This same concept is applicable to all areas of business, including M&A. One area of market distortion which is not always adequately appreciated by buyers and sellers is the differing tax treatment experienced by buyers who purchase companies via asset purchase structures vis-à-vis those who do so via stock purchase or merger structures. Like many market distortions, this one has been created by the US government (any government is, by definition, a source of market distortion), in this case, by virtue of the tax code.

Specifically, the IRS allows a step-up in tax basis for acquired assets only in asset purchase transactions (including deemed asset purchases for tax purposes). A step-up allows the new owner to book the acquired assets at full market value and, for those assets that may be depreciated or amortized, realize future tax deductions on the step-up in value. For consultancies, which typically have very little in depreciable or amortizable assets, the biggest impact of a step-up is that intangible assets such as goodwill, which is the difference between the purchase price and the value of identified assets such as accounts receivable and prepaid expenses, are created and may be written off on future tax returns. For example, in a $20 million transaction where $15 million of goodwill is created, the buyer can write-off $1 million of the goodwill per year over 15 years. At a 40% marginal tax rate, this results in $6 million less in future taxes paid. On a present value basis, using a simple 8% discount rate, these future tax savings are worth $3.5 million. Thus, for the same purchase price of the same business, the buyer who structures the example deal as an asset purchase effectively pays 18% less than if he structures it as a stock purchase or a merger. Alternatively, from the seller’s perspective, his business is potentially worth significantly more to an asset purchase buyer and therefore the purchase price could be negotiated higher to reflect this.

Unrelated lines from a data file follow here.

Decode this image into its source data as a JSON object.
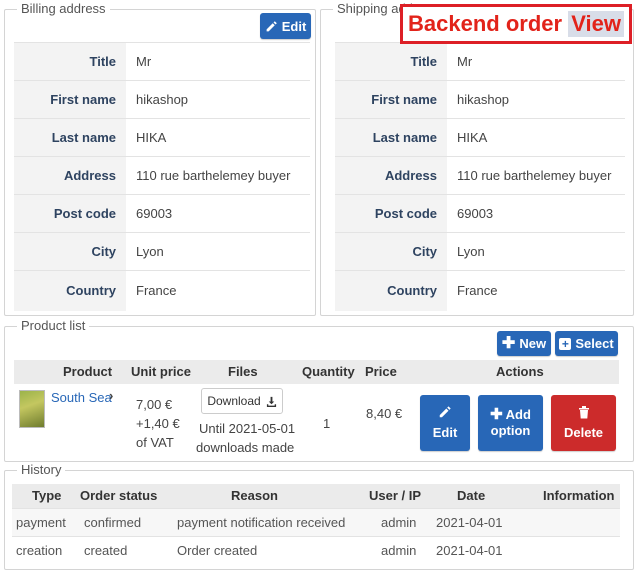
{
  "billing": {
    "legend": "Billing address",
    "edit_label": "Edit",
    "rows": [
      {
        "label": "Title",
        "value": "Mr"
      },
      {
        "label": "First name",
        "value": "hikashop"
      },
      {
        "label": "Last name",
        "value": "HIKA"
      },
      {
        "label": "Address",
        "value": "110 rue barthelemey buyer"
      },
      {
        "label": "Post code",
        "value": "69003"
      },
      {
        "label": "City",
        "value": "Lyon"
      },
      {
        "label": "Country",
        "value": "France"
      }
    ]
  },
  "shipping": {
    "legend": "Shipping address",
    "rows": [
      {
        "label": "Title",
        "value": "Mr"
      },
      {
        "label": "First name",
        "value": "hikashop"
      },
      {
        "label": "Last name",
        "value": "HIKA"
      },
      {
        "label": "Address",
        "value": "110 rue barthelemey buyer"
      },
      {
        "label": "Post code",
        "value": "69003"
      },
      {
        "label": "City",
        "value": "Lyon"
      },
      {
        "label": "Country",
        "value": "France"
      }
    ]
  },
  "badge": {
    "text_main": "Backend order",
    "text_highlight": "View"
  },
  "products": {
    "legend": "Product list",
    "new_label": "New",
    "select_label": "Select",
    "headers": {
      "product": "Product",
      "unit_price": "Unit price",
      "files": "Files",
      "quantity": "Quantity",
      "price": "Price",
      "actions": "Actions"
    },
    "item": {
      "name": "South Sea",
      "unit_price_line1": "7,00 €",
      "unit_price_line2": "+1,40 €",
      "unit_price_line3": "of VAT",
      "download_label": "Download",
      "file_note_line1": "Until 2021-05-01",
      "file_note_line2": "downloads made",
      "quantity": "1",
      "price": "8,40 €",
      "edit_label": "Edit",
      "add_option_line1": "Add",
      "add_option_line2": "option",
      "delete_label": "Delete"
    }
  },
  "history": {
    "legend": "History",
    "headers": {
      "type": "Type",
      "status": "Order status",
      "reason": "Reason",
      "user": "User / IP",
      "date": "Date",
      "info": "Information"
    },
    "rows": [
      {
        "type": "payment",
        "status": "confirmed",
        "reason": "payment notification received",
        "user": "admin",
        "date": "2021-04-01",
        "info": ""
      },
      {
        "type": "creation",
        "status": "created",
        "reason": "Order created",
        "user": "admin",
        "date": "2021-04-01",
        "info": ""
      }
    ]
  },
  "colors": {
    "blue": "#2867b7",
    "red": "#cc2b2b",
    "badge_red": "#e2231a"
  }
}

Given the significant value differential presented by this particular market distortion, one might think all deals would be asset purchases. Unfortunately, as a practical matter, asset purchases are only realistic alternatives when the to-be-acquired firm is structured as a flow-through entity for tax purposes (i.e., S-corporation, LLC or partnership). For C-corporations, an asset purchase would result in two levels of tax (i.e. the entity would pay tax on the sale of its net assets and the owners of the entity would pay tax on the dividend distribution of sale proceeds) and this negative impact on the seller greatly exceeds the step-up tax benefits to the buyer.

Given this, one would think that virtually all privately-owned firms would be structured as flow-through entities, so that they could extract maximum value from buyers in eventual M&A transactions. While there are some cases where a C-corporation is required (e.g., where the entity desires to have more than one type of ownership position, such as both preferred and common stock), I see many C-corp. firms with no requirement to be so but whose founders simply did not get good advice when the business was formed. While it might seem simple enough for these firms to just convert to LLC or S-corp. status before a transaction closes, the IRS thought of this first and effectively forces the seller to treat some-to-all of the purchase price as though received by a C-corp. (and therefore subject to double-taxation) if the deal is done within 10 years of the conversion.

Obviously, the purpose of this post is not to provide an exhaustive, detailed and academic discussion of these issues and I’ve significantly simplified things (e.g. ignoring the potential liability impact of asset vs. stock purchases and mergers) to illustrate the general principles. Every firm should consult with its legal and tax advisors to understand its optimal approach. However, for buyers, it’s important to keep in mind the potential net value benefits in comparing relative deal opportunities involving flow-through entities and C-corporations. And for potential sellers, it’s important to consider structuring the business to allow for optimum value to the buyer and to be aware of this buyer value benefit when negotiating the purchase price. Looking for and exploiting market distortions is not just for baseball teams but can pay off in a big way in the M&A market as well.